Bütün 20. yüzyıl filozoflarını düşünebiliriz. Varoluşçular mesela… Ya da Horkheimer, Wittgenstein, Sartre, Gabriel Marcel, Karl Jaspers, pek çok ad sayabiliriz. Hatta Bergson diyebiliriz, Husserl diyebiliriz. Bütün bu filozoflar, bana sorarsan felsefenin özünden koptular. Yani yaptıkları şey, felsefi konulara çok genel bir yaklaşımdı. Bunların çoğunun da ne dediği anlaşılmaz. Aralarında ne dediği anlaşılan adam sayısı son derece azdır. Diyebilirler ki, “Bu adamlar o kadar derindiler ki, bizim onları kavramamız mümkün değil.” Ben buna kesinlikle katılmıyorum, en zor düşünce bile basit bir dille insanlara ulaştırılabilir. Bana kalırsa bunlar, Nietzsche’nin dediği gibi, “derin görünmek için sularını bulandırıyorlar.”
Siz 19. yüzyılın en etkili düşünürlerinden birinin Marx olduğunu söylüyorsunuz. Fakat Marx’tan sonra felsefede bir dağılma ve çeşitlenme dönemine girildiğini, öznellik yöneliminin ağır bastığını da vurguluyorsunuz. Bunun nedenlerini biraz daha açabilir miyiz?
Marx’ı ben hiçbir zaman tek büyük filozof gibi algılamadım. O gözle felsefeye bakarsak felsefe tarihini yanlış anlama gibi bir sıkıntıya düşeriz. Marx’ın çok önemli bir filozof olduğunu biliyorum ama Auguste Comte’un da çok önemli bir filozof olduğunu biliyorum. Kant’ın da çok önemli bir filozof olduğunu biliyorum, kafama ters gelmekle birlikte Hegel’in de önemli bir filozof olduğunu biliyorum. Demek ki büyük felsefeler dönemi yaşandı. Bu dönemden sonra bir çökme oldu. Bu çökmede Marx’ın katkısının olduğunu sanmıyorum. Bu çökmenin temel nedeni, az önce de söylediğimiz gibi, sermayeci düzenin düşünce üzerindeki yoğun baskılarıdır.
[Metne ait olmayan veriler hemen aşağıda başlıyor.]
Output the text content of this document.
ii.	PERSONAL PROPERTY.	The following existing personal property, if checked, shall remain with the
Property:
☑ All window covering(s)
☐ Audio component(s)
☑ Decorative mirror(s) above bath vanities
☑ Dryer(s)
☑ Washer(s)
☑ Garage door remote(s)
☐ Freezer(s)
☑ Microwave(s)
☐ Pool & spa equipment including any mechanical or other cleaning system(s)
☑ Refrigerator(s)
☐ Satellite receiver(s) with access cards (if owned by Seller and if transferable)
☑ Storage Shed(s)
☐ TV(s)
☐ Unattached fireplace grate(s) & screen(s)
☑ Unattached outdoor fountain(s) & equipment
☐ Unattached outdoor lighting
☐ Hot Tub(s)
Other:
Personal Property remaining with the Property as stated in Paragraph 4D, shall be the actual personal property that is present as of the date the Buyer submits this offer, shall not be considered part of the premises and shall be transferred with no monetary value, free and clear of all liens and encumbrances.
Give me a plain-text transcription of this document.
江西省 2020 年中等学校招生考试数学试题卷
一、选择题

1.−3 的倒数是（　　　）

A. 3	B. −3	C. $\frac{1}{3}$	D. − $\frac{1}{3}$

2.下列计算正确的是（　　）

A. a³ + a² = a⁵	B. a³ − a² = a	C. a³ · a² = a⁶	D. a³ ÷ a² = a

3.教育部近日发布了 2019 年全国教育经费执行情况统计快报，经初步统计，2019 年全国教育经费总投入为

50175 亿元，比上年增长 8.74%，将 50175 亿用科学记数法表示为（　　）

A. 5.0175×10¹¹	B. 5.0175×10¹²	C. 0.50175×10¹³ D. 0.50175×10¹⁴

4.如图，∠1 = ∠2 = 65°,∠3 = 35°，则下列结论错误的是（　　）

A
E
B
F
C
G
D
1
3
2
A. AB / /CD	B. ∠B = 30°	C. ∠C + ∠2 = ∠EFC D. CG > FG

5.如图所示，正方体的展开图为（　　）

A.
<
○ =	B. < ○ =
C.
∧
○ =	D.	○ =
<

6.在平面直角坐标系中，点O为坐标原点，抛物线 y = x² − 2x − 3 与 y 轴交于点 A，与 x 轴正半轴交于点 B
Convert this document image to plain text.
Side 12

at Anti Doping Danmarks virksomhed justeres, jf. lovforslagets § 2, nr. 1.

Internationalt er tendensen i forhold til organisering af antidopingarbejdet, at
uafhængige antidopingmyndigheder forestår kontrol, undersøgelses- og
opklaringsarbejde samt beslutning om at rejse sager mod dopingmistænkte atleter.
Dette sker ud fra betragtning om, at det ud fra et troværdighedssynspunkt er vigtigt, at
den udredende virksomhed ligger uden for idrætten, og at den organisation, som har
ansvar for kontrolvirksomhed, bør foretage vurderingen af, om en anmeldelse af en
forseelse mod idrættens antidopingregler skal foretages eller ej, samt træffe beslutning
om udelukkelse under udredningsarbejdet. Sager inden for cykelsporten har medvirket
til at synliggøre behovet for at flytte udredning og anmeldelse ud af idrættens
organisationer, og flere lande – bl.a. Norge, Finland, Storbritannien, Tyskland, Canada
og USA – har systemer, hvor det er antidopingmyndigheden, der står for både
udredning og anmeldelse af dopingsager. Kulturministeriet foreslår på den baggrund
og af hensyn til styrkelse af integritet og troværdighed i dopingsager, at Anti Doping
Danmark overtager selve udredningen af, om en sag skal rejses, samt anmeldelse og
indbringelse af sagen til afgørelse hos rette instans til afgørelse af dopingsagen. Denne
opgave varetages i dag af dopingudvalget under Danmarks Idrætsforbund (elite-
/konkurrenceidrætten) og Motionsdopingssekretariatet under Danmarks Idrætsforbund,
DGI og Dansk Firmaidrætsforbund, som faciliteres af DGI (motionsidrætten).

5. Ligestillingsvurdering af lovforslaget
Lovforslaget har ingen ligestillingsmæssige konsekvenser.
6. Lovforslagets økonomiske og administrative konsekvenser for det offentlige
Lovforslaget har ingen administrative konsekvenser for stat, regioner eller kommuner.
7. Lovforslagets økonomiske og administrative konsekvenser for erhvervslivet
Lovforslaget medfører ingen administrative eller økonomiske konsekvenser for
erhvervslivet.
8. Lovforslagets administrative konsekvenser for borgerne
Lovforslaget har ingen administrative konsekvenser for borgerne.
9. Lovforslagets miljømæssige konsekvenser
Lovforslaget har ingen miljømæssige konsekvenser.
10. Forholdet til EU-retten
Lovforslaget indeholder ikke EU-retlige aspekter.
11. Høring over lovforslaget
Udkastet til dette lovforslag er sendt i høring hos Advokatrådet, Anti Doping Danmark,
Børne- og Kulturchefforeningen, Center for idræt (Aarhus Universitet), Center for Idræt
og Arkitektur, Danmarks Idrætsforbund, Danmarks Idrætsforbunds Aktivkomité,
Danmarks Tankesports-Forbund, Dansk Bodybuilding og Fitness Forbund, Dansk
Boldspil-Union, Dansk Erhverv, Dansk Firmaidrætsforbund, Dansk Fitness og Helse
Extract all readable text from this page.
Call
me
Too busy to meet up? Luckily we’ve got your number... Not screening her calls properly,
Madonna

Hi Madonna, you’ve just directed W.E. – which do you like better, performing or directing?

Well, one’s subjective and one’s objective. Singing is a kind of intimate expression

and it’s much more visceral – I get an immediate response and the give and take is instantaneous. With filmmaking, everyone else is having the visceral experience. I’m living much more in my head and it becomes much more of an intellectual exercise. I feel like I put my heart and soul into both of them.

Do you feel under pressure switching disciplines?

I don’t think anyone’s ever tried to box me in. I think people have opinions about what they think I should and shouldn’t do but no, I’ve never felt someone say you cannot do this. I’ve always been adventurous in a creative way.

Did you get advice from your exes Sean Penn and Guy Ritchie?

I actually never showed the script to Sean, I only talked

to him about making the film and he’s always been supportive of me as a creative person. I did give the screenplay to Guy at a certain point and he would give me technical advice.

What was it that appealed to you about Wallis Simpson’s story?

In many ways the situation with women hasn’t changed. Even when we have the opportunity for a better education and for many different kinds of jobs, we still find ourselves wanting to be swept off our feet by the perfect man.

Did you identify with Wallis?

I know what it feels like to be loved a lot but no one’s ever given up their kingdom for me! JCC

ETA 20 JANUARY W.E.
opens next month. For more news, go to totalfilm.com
Özellikle Lukács bunu tarih vererek bildirir: 1918’den sonra yeni düzen öyle bir biçimde bastırdı ki felsefenin üstüne, artık felsefe felsefe olmaktan çıktı, diye düşünür. 1918 diye kesin bir tarih verilebilir mi bilmiyorum ama ondan sonra felsefe filozofların elinden çıktı. Kimlerin eline düştü? Felsefe profesörlerinin eline düştü. Felsefe profesöründen filozof olmaz. Dünyanın hiçbir yerinde felsefe profesörleri filozofluk yapmaz, yapamazlar. Çünkü onlar devletin adamıdırlar.
Vaktiyle 17. yüzyılda Spinoza basit bir gözlük camı yontucusuydu, bir sokağın köşesinde küçücük bir tezgahı vardı, orda gözlük camı cilalıyordu. Heidelberg Üniversitesi’nden öneri geldi, “sana kürsü verelim” diye. “Ben filozof olmaya çalışıyorum, felsefe profesörü olmak gibi bir hevesim yok” diyerek, onca yoksul yaşam içinde bu öneriyi geri çevirdi. Demek ki felsefe yapabilmek için özgür bir bilince sahip olmak gerekir. Diyeceksin ki, 19. yüzyıl filozofları özgür bir bilince mi sahiptiler. Şu anlamda sahiptiler, düzenin bütün ağır baskılarına dayanmayı bildiler. Mesela Auguste Comte yarı aç yarı tok yaşadı, Stuart Mill’in İngiltere’den yolladığı paralarla yaşamaya yaşadı. Marx, Engels’in, babasının fabrikasından kazandığı paraları ona yollamasıyla yaşamını sürdürebildi. Başka filozofların da başka benzer özellikleri olduğunu görüyoruz. Ya da Descartes gibi soydan zengin olabilir bir kişi ya da Leibniz gibi daha olanaklı bir çevrenin insanı olabilir. Ama bu insanlar hiçbir zaman kendilerine yapılan baskıları hoş görebilecek, daha doğrusu benimseyebilecek ve bu baskıların altında ezilecek insanlar olmadılar. Yani filozof kimliklerini sonuna kadar korudular. Ama 20. yüzyılda sermaye düzeni felsefeyi sıkı sıkıya ele geçirdi ve sıkı sıkıya denetlemeye başladı. Yalnız felsefeyi değil, bilimi ve sanatı da sıkı sıkıya denetledi. Felsefenin ölümü bence bu ağır baskılara filozofların dayanamamasıyla oluştu.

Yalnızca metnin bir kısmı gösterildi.